Dans le sillage de Dubaï, Bruxelles est devenue la deuxième ville la plus métissée du monde. Cent quatre-vingt-trois (!) nationalités différentes y cohabitent désormais dans un joyeux et indomptable brassage. Si aujourd’hui plus de la moitié des ménages bruxellois parlent plusieurs langues à la maison, il n’en a bien entendu pas toujours été ainsi. Comment, au cours des dernières décennies, notre capitale, ville fractionnée mais en perpétuel mouvement, s’est-elle bariolée de mille couleurs et d’autant de cultures? Entre épanchement de tendresse et exigence factuelle, notre collaborateur, le réalisateur et journaliste Philippe Cornet, dresse, à partir d’une photo de classe, un portrait de Bruxelles, de son âme et de ceux pour qui sa mixité fait sa force.

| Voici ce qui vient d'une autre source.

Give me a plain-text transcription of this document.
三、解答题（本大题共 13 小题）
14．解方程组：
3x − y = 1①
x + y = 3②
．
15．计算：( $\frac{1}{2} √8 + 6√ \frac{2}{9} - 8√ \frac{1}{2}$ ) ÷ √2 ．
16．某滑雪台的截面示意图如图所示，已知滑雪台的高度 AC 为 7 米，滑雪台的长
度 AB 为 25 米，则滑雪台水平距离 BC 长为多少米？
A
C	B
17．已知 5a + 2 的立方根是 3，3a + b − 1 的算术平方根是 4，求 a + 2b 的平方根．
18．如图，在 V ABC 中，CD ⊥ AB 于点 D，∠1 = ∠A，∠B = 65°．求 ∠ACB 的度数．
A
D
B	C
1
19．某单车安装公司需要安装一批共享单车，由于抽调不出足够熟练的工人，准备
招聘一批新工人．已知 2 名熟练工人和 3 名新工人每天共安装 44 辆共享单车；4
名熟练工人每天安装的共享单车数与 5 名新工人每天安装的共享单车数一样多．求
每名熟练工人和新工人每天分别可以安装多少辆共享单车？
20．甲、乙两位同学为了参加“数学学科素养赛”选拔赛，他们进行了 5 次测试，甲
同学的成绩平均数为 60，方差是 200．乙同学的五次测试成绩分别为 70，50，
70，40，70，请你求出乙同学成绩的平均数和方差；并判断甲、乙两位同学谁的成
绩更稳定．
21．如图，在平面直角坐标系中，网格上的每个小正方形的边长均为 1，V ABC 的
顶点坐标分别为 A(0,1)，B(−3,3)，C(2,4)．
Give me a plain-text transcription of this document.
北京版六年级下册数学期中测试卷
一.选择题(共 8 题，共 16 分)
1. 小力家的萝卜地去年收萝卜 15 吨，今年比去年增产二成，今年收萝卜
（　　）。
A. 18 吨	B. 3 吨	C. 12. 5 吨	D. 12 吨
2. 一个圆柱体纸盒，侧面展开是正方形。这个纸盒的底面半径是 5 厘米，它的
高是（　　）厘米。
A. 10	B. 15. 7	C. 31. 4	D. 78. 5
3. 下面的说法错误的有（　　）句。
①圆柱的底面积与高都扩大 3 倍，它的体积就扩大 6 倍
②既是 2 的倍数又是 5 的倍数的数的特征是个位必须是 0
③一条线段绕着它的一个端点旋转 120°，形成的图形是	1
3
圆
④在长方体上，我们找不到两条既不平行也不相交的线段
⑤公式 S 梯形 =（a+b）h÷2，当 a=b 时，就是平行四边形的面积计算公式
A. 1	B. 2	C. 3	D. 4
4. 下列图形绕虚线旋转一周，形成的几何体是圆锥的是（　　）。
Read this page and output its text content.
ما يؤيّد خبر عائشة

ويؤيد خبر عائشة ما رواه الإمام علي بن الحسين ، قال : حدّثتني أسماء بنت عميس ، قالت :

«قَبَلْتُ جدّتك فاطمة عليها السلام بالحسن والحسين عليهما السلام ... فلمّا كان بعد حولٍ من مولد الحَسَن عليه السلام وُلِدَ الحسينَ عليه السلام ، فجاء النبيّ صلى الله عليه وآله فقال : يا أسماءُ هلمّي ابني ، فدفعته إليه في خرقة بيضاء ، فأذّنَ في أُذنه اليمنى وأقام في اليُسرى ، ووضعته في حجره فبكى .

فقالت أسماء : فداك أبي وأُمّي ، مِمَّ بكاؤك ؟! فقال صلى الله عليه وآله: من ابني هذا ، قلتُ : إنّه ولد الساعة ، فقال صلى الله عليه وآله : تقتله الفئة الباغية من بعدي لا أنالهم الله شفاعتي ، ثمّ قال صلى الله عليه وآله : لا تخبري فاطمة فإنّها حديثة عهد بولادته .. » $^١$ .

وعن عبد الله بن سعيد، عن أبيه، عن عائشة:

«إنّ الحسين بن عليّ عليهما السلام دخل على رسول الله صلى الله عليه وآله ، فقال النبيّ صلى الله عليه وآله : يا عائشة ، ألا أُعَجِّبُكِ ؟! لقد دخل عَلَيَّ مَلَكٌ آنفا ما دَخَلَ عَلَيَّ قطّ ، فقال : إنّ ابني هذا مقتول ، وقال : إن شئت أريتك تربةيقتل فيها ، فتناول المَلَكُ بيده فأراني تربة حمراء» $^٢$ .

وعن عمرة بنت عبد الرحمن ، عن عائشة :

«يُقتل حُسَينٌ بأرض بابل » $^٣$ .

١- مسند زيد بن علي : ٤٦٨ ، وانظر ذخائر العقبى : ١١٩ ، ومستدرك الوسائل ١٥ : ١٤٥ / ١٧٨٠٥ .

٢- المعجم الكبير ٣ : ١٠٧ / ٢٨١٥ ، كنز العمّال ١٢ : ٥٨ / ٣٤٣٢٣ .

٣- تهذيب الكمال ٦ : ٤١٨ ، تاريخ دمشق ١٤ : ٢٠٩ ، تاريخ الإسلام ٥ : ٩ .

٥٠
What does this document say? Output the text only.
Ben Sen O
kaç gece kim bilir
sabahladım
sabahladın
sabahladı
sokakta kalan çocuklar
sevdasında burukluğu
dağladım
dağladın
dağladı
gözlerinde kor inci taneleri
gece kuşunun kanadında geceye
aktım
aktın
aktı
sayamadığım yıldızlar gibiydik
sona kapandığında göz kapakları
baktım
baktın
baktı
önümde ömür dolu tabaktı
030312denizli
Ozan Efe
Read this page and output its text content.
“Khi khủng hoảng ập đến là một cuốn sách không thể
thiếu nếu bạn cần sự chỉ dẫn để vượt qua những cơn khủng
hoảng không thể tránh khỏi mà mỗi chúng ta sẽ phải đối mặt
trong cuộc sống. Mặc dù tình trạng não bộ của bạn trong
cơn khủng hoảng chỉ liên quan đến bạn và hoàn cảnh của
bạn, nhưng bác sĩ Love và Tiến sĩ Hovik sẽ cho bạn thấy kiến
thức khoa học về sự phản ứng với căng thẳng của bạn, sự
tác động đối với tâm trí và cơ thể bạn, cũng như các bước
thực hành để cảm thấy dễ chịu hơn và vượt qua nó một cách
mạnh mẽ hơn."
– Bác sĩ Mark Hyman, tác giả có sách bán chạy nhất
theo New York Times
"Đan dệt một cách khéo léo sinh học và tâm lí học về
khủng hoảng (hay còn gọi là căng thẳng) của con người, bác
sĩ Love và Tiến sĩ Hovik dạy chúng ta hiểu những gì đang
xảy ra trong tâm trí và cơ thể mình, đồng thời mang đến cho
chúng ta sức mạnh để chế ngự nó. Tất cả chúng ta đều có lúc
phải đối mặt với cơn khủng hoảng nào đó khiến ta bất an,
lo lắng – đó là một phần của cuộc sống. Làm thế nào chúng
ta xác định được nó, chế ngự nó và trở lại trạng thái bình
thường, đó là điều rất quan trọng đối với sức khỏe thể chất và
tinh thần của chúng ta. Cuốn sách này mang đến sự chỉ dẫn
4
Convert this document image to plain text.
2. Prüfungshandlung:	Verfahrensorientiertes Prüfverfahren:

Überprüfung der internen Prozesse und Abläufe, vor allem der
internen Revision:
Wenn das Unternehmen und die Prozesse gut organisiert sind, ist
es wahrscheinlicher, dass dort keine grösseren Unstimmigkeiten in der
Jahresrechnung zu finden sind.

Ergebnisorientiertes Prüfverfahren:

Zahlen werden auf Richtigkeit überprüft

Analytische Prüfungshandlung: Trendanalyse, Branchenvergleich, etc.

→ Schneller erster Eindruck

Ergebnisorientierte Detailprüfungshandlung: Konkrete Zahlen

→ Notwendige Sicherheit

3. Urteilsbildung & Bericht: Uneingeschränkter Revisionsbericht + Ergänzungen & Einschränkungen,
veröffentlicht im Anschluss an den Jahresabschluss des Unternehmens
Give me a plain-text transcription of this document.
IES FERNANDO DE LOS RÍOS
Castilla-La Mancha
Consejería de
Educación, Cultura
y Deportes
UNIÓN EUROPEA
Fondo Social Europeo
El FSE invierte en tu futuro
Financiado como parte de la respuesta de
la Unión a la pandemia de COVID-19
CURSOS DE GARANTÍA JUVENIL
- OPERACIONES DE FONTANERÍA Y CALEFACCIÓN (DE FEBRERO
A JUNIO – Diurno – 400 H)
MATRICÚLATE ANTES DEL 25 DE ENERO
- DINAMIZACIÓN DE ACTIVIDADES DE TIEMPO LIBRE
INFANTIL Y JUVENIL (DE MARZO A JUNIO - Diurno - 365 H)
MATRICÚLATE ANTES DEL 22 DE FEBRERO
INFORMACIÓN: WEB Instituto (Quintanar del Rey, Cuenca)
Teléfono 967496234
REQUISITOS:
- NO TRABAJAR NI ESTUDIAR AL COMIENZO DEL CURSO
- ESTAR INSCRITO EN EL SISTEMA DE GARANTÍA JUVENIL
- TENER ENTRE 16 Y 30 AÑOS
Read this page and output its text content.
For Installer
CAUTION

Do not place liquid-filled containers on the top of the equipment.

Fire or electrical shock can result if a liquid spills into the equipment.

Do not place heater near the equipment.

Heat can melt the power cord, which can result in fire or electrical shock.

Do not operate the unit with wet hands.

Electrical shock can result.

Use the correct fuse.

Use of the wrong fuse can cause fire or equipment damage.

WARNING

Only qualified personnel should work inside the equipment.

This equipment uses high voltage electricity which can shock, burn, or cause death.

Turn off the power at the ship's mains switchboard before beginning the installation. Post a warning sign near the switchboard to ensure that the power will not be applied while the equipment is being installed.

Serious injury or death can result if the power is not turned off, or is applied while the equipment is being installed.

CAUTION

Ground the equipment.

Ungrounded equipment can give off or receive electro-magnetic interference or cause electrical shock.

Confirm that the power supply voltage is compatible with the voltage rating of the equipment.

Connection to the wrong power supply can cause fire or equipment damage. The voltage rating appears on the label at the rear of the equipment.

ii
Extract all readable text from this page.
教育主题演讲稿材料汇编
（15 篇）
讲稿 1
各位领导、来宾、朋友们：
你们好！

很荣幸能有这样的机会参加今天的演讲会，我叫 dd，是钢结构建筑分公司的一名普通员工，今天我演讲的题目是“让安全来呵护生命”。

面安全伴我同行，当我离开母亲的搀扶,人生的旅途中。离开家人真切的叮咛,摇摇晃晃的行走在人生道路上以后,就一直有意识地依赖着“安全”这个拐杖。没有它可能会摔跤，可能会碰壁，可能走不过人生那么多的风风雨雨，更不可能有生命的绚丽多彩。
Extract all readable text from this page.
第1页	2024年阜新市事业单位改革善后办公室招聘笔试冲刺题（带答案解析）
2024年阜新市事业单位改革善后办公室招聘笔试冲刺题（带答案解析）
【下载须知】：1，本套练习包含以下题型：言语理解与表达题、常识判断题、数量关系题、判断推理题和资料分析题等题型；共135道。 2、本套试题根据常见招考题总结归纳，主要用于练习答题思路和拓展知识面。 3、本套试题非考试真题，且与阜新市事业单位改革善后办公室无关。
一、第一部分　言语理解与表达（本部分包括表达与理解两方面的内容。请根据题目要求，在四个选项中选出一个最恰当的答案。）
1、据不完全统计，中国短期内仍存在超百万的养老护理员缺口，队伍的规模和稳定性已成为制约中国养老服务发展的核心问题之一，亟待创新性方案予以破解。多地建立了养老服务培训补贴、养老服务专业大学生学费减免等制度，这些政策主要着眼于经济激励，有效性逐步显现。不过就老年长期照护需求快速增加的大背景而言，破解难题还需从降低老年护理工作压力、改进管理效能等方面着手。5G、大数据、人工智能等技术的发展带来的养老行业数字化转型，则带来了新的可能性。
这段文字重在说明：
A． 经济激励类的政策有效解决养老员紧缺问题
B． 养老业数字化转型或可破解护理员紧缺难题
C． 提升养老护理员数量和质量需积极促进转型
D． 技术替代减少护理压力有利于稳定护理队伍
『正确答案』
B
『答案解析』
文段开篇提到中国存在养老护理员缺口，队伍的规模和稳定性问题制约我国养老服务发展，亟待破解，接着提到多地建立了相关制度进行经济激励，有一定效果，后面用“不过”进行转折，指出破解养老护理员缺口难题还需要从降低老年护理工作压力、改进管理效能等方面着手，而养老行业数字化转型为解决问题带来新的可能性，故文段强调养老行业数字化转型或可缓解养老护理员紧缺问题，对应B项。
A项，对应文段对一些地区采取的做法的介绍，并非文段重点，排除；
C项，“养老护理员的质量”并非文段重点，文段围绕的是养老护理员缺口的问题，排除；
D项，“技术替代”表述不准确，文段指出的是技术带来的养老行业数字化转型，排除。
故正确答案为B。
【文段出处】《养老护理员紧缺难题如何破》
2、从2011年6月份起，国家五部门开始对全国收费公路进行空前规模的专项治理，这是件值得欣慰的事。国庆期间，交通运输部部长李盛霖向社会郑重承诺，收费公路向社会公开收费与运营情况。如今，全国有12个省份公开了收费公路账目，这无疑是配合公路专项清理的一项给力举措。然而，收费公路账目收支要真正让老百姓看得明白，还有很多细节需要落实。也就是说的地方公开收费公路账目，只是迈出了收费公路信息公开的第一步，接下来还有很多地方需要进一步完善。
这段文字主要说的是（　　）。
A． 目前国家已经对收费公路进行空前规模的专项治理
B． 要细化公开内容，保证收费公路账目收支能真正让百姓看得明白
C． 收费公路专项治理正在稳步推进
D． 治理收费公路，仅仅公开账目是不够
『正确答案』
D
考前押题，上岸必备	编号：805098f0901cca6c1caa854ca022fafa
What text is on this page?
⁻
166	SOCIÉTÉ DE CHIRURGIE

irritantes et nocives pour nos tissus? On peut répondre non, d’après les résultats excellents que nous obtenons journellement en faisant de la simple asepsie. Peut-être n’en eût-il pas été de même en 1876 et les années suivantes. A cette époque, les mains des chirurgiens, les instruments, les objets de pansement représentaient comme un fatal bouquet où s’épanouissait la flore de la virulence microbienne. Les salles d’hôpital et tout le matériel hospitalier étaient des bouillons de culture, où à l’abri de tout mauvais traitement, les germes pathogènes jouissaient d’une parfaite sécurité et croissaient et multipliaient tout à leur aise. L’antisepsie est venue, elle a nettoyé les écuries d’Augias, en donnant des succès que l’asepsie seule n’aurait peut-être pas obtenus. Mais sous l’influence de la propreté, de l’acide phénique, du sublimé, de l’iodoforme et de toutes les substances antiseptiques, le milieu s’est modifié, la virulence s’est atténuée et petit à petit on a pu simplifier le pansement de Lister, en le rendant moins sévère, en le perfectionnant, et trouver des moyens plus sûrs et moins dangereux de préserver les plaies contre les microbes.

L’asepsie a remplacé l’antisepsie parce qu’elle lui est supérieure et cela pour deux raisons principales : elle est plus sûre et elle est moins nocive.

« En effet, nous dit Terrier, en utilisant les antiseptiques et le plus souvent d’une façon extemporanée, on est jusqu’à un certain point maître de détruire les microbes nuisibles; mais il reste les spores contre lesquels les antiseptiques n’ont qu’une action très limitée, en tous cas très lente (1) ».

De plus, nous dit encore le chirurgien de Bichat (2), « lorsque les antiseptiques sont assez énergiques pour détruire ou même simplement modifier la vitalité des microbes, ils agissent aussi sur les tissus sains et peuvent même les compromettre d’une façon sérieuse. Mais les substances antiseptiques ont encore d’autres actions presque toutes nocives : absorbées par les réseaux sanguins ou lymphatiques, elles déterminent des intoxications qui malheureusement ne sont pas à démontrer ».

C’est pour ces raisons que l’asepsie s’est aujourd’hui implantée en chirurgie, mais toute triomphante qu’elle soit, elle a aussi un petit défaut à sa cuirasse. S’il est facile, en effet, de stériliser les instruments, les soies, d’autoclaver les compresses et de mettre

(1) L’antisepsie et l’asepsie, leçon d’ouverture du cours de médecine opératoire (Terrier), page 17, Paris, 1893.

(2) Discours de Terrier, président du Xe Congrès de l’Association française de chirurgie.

On y croise en vrac Marc Hollander, fondateur de Crammed Discs, chez qui fun et cosmopolitisme ont toujours fait bon ménage, Patrick Wallens, fondateur du toujours bigarré festival Couleur Café ou encore la Zap Mama Marie Daulne, figure incontournable de la sono mondiale à la belge. Fruits de l’immigration, Belges d’adoption, quidams et personnalités nous chantent tant la ville d’hier, « silencieuse et violente » selon Dick Annegarn qui l’a amoureusement interprétée, que celle de demain, véritable laboratoire du vivre-ensemble, dont la diversité s’étend à l’échelle du monde. M.U

MEMORIES OF MURDER

Film policier de Bong Joon-ho. Avec Song Kang-ho, Kim Sang-kyung, Byun Hee-Bong. 2004. ****(*)

Lundi 9/4, 22h55, Arte.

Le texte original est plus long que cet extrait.